Quand le concierge est venu annoncer l’arrivée de Parfait Jans, je dis à la classe : « Nous laissons la lecture parce que notre auteur est arrivé».
Un élève distrait et un per étourdi a dit de manière efficace : « Qui ? Molière ? » Et tout le monde a commencé à rire naturellement.
Parfait est entré quand tout le monde riait et alors je lui ai expliqué la raison. Il a ri de bon cœur lui aussi, j’ai compris que cela lui avait fait tout de même un grand plaisir et de temps en temps, quand nous nous rencontrions, il s’en souvenait et on riait encore avec goût et je comprenais que cette distraction de l’élève l’avait comme enorgueilli, flatté, enfin ça l’avait touché. Je ne saurai pas bien l’expliquer, mais je crois que pour un écrivain une comparaison avec Molière ça rend tout de même heureux.
Note
↑ 1 Sur la biographie de Parfait Jans, voir la Thèse de E. LANTERIO, L'opera romanzesca di Parfait Jans, scrittore valdostano, Université de Milan, a. a 1995-1996 et le site personnel de l’auteur http://www.jans-aoste.org.
↑ 2 G. DOLCHI, “Préface” à P. JANS, Les amoureux du trou du diable, Aoste, Imprimerie Valdôtaine, 1989, p. 5.
↑ 3 Voir aussi le site personnel de Parfait Jans, http://www.jans-aoste.org.

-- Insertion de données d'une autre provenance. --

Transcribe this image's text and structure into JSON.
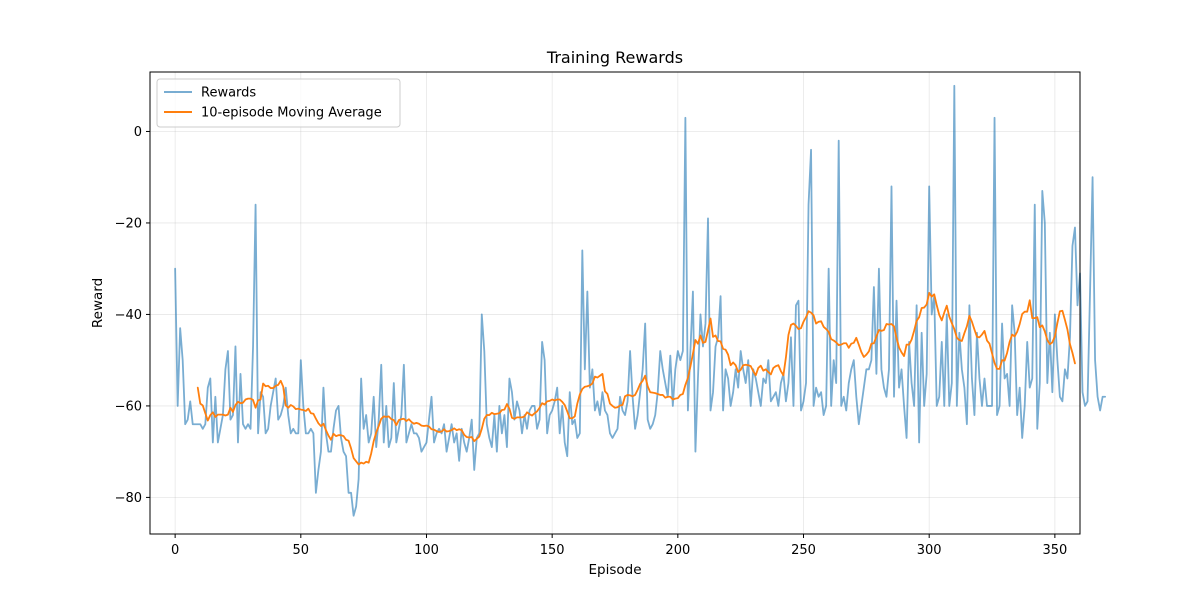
{
  "chart_data": {
    "type": "line",
    "title": "Training Rewards",
    "xlabel": "Episode",
    "ylabel": "Reward",
    "xlim": [
      -10,
      360
    ],
    "ylim": [
      -88,
      13
    ],
    "xticks": [
      0,
      50,
      100,
      150,
      200,
      250,
      300,
      350
    ],
    "yticks": [
      -80,
      -60,
      -40,
      -20,
      0
    ],
    "grid": true,
    "legend_position": "upper left",
    "series": [
      {
        "name": "Rewards",
        "color": "#1f77b4",
        "opacity": 0.6,
        "x_start": 0,
        "values": [
          -30,
          -60,
          -43,
          -50,
          -64,
          -63,
          -59,
          -64,
          -64,
          -64,
          -64,
          -65,
          -64,
          -56,
          -54,
          -68,
          -58,
          -68,
          -65,
          -62,
          -52,
          -48,
          -63,
          -62,
          -47,
          -68,
          -53,
          -64,
          -65,
          -64,
          -65,
          -47,
          -16,
          -66,
          -57,
          -58,
          -66,
          -65,
          -60,
          -57,
          -54,
          -63,
          -62,
          -60,
          -56,
          -62,
          -66,
          -65,
          -66,
          -66,
          -50,
          -60,
          -66,
          -66,
          -65,
          -66,
          -79,
          -74,
          -70,
          -56,
          -66,
          -70,
          -70,
          -65,
          -61,
          -60,
          -67,
          -70,
          -71,
          -79,
          -79,
          -84,
          -82,
          -76,
          -54,
          -65,
          -62,
          -68,
          -66,
          -58,
          -69,
          -63,
          -51,
          -68,
          -60,
          -69,
          -67,
          -55,
          -68,
          -65,
          -62,
          -51,
          -68,
          -66,
          -64,
          -66,
          -66,
          -67,
          -70,
          -69,
          -68,
          -63,
          -58,
          -68,
          -66,
          -65,
          -66,
          -64,
          -70,
          -67,
          -64,
          -68,
          -66,
          -72,
          -65,
          -68,
          -70,
          -67,
          -63,
          -74,
          -67,
          -66,
          -40,
          -48,
          -64,
          -67,
          -69,
          -62,
          -70,
          -60,
          -66,
          -62,
          -69,
          -54,
          -57,
          -63,
          -59,
          -61,
          -66,
          -62,
          -65,
          -61,
          -60,
          -60,
          -65,
          -63,
          -46,
          -50,
          -66,
          -62,
          -61,
          -59,
          -56,
          -66,
          -60,
          -68,
          -71,
          -57,
          -64,
          -63,
          -67,
          -66,
          -26,
          -52,
          -35,
          -56,
          -52,
          -61,
          -59,
          -62,
          -57,
          -61,
          -62,
          -66,
          -67,
          -66,
          -65,
          -58,
          -61,
          -62,
          -59,
          -48,
          -58,
          -65,
          -62,
          -57,
          -52,
          -42,
          -63,
          -65,
          -64,
          -62,
          -57,
          -48,
          -52,
          -55,
          -58,
          -49,
          -60,
          -52,
          -48,
          -50,
          -48,
          3,
          -61,
          -48,
          -35,
          -70,
          -54,
          -40,
          -47,
          -42,
          -19,
          -61,
          -57,
          -47,
          -45,
          -36,
          -61,
          -52,
          -54,
          -60,
          -57,
          -52,
          -56,
          -48,
          -52,
          -55,
          -50,
          -60,
          -52,
          -54,
          -57,
          -60,
          -54,
          -55,
          -50,
          -59,
          -58,
          -57,
          -60,
          -55,
          -53,
          -59,
          -55,
          -45,
          -60,
          -38,
          -37,
          -61,
          -59,
          -55,
          -16,
          -4,
          -60,
          -56,
          -58,
          -57,
          -62,
          -60,
          -30,
          -60,
          -50,
          -55,
          -2,
          -60,
          -58,
          -61,
          -55,
          -52,
          -50,
          -58,
          -64,
          -60,
          -56,
          -52,
          -52,
          -50,
          -34,
          -53,
          -30,
          -52,
          -56,
          -58,
          -52,
          -12,
          -58,
          -37,
          -56,
          -52,
          -60,
          -67,
          -46,
          -55,
          -60,
          -38,
          -68,
          -44,
          -60,
          -53,
          -12,
          -40,
          -36,
          -60,
          -58,
          -46,
          -60,
          -40,
          -60,
          -55,
          10,
          -60,
          -44,
          -52,
          -56,
          -64,
          -38,
          -54,
          -62,
          -44,
          -54,
          -60,
          -54,
          -60,
          -60,
          -60,
          3,
          -62,
          -60,
          -42,
          -54,
          -53,
          -60,
          -38,
          -44,
          -62,
          -56,
          -67,
          -60,
          -46,
          -56,
          -54,
          -16,
          -65,
          -55,
          -13,
          -20,
          -55,
          -44,
          -57,
          -40,
          -50,
          -58,
          -59,
          -52,
          -54,
          -45,
          -25,
          -21,
          -38,
          -31,
          -57,
          -60,
          -59,
          -35,
          -10,
          -50,
          -58,
          -61,
          -58,
          -58
        ]
      },
      {
        "name": "10-episode Moving Average",
        "color": "#ff7f0e",
        "opacity": 1.0,
        "x_start": 9,
        "values": [
          -56,
          -59.5,
          -59.9,
          -61.6,
          -63.2,
          -62,
          -61.4,
          -62.4,
          -61.9,
          -61.9,
          -61.9,
          -62.1,
          -61.9,
          -60.4,
          -61.3,
          -59.8,
          -59.1,
          -59.4,
          -59.3,
          -58.6,
          -58.4,
          -58.4,
          -58.7,
          -60.4,
          -58.8,
          -58.6,
          -55.1,
          -55.7,
          -55.6,
          -56.1,
          -56.1,
          -55.6,
          -55.4,
          -54.5,
          -55.8,
          -59.9,
          -60.4,
          -59.8,
          -60.1,
          -60.7,
          -60.6,
          -60.8,
          -60.9,
          -61.1,
          -60.6,
          -61.6,
          -61.7,
          -62.8,
          -63.8,
          -64.4,
          -63.9,
          -65.3,
          -66.5,
          -67.4,
          -66.1,
          -66.6,
          -66.4,
          -66.4,
          -66.6,
          -67.4,
          -67.6,
          -69.3,
          -71.4,
          -72.1,
          -72.8,
          -72.4,
          -72.6,
          -72.2,
          -72.4,
          -70.4,
          -67.7,
          -65.8,
          -64.4,
          -62.8,
          -62.3,
          -62.4,
          -62.3,
          -62.9,
          -63.1,
          -64.2,
          -63.1,
          -62.9,
          -62.8,
          -63.3,
          -62.9,
          -63.5,
          -63.9,
          -63.7,
          -63.9,
          -64.3,
          -64.4,
          -64.3,
          -64.5,
          -65.1,
          -65.2,
          -65.5,
          -65.7,
          -65.6,
          -65.1,
          -65.6,
          -65.5,
          -65.3,
          -64.9,
          -65.3,
          -65.1,
          -65.3,
          -66.3,
          -66.8,
          -66.9,
          -66.8,
          -67.7,
          -67.2,
          -66.7,
          -65,
          -62.8,
          -62,
          -62,
          -61.5,
          -61.8,
          -61.7,
          -61.6,
          -60.9,
          -60.8,
          -59.6,
          -60.6,
          -62.6,
          -62.8,
          -62.5,
          -62.5,
          -62.5,
          -62.3,
          -61.4,
          -61.8,
          -62.1,
          -61.6,
          -61.2,
          -60.4,
          -59.4,
          -59.7,
          -59,
          -58.9,
          -58.6,
          -58.8,
          -58.6,
          -58.6,
          -59.1,
          -59.8,
          -61.2,
          -62.7,
          -62.7,
          -62.3,
          -59.5,
          -57.5,
          -56.3,
          -55.8,
          -55.7,
          -55.5,
          -55.1,
          -53.6,
          -53.8,
          -53.4,
          -53,
          -56.8,
          -57.4,
          -59.5,
          -60,
          -60.4,
          -60.3,
          -59.9,
          -59.8,
          -57.9,
          -57.6,
          -57.7,
          -57.9,
          -57.6,
          -56.5,
          -55.2,
          -54.5,
          -53.4,
          -55.7,
          -57,
          -57.1,
          -57.2,
          -57.4,
          -57.6,
          -57.6,
          -58.2,
          -58,
          -58,
          -58.6,
          -58.4,
          -58.3,
          -57.6,
          -57.4,
          -55.4,
          -53.9,
          -51.4,
          -48.6,
          -45.6,
          -46.4,
          -44.6,
          -46.2,
          -46,
          -43.5,
          -40.9,
          -44.9,
          -44.6,
          -45.8,
          -45.9,
          -47.5,
          -47.7,
          -48.8,
          -51.1,
          -50.5,
          -51.1,
          -52.6,
          -52.1,
          -51.1,
          -51,
          -51.1,
          -51.3,
          -52.4,
          -53.3,
          -51.7,
          -51.2,
          -52.3,
          -52,
          -52.6,
          -53.1,
          -51.7,
          -51.3,
          -51.1,
          -52.4,
          -53.3,
          -49.4,
          -44.5,
          -42.3,
          -42,
          -42.5,
          -43.2,
          -43,
          -41.6,
          -40.6,
          -39.3,
          -39.6,
          -40.2,
          -42,
          -41.6,
          -41.5,
          -42.7,
          -43.2,
          -43.8,
          -45.4,
          -45.7,
          -46.1,
          -46.7,
          -46.6,
          -46.3,
          -46.3,
          -47.3,
          -46.4,
          -46.2,
          -45.1,
          -46.6,
          -48.2,
          -49.3,
          -48.8,
          -48.1,
          -46.4,
          -46.3,
          -44.8,
          -43.4,
          -43.6,
          -43.4,
          -42.1,
          -42.2,
          -42.1,
          -42.6,
          -45.1,
          -47.2,
          -48.3,
          -49.1,
          -46.6,
          -46.6,
          -45.5,
          -43.6,
          -41.4,
          -40.6,
          -38.6,
          -38.5,
          -37.8,
          -35.3,
          -36.1,
          -35.6,
          -38,
          -40.1,
          -41.3,
          -39.6,
          -38.1,
          -40.5,
          -41.9,
          -43.2,
          -45.1,
          -45.6,
          -45.8,
          -44.1,
          -42.6,
          -40.3,
          -41.6,
          -43.3,
          -44.9,
          -45,
          -44.4,
          -43.6,
          -45.7,
          -46.4,
          -48.5,
          -50.6,
          -51.9,
          -51.9,
          -50,
          -50.1,
          -48.4,
          -46,
          -44.4,
          -44.8,
          -43.8,
          -42.1,
          -39.9,
          -39.4,
          -39.4,
          -36.9,
          -40.8,
          -40.8,
          -40.6,
          -42.8,
          -42.4,
          -43.7,
          -45.6,
          -46.5,
          -46.1,
          -44.8,
          -41.9,
          -39.3,
          -39.2,
          -41.2,
          -43.3,
          -46.5,
          -48.4,
          -50.7
        ]
      }
    ]
  }
}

↑ 4 Sur ces Insurrections, voir L. COLLIARD, Précis d’histoire valdotaine, Aoste, Itla, 1980, p. 53 ; R. NICCO, Le Parcours de l’Autonomie, Aoste, Musumeci, 1998, passim et A. ZANOTTO, Histoire de la Vallée d’Aoste, Aoste, Musumeci, 1980, chap X et XI. Parfait Jans a consacré une pièce de théâtre à la IIIᵉ Insurrection des Socques, cf. P. JANS, L’insurrection des Socques (1853), Aoste, 1981.
↑ 5 A. ZANOTTO, Histoire de la Vallée d’Aoste, op. cit., p. 193.
↑ 6 R. GORRIS, Autour de Parfait Jans romancier, préface à P. JANS, Le Seing du Tabellion, Aoste, Imprimerie Valdôtaine, 1994, pp. 15-18.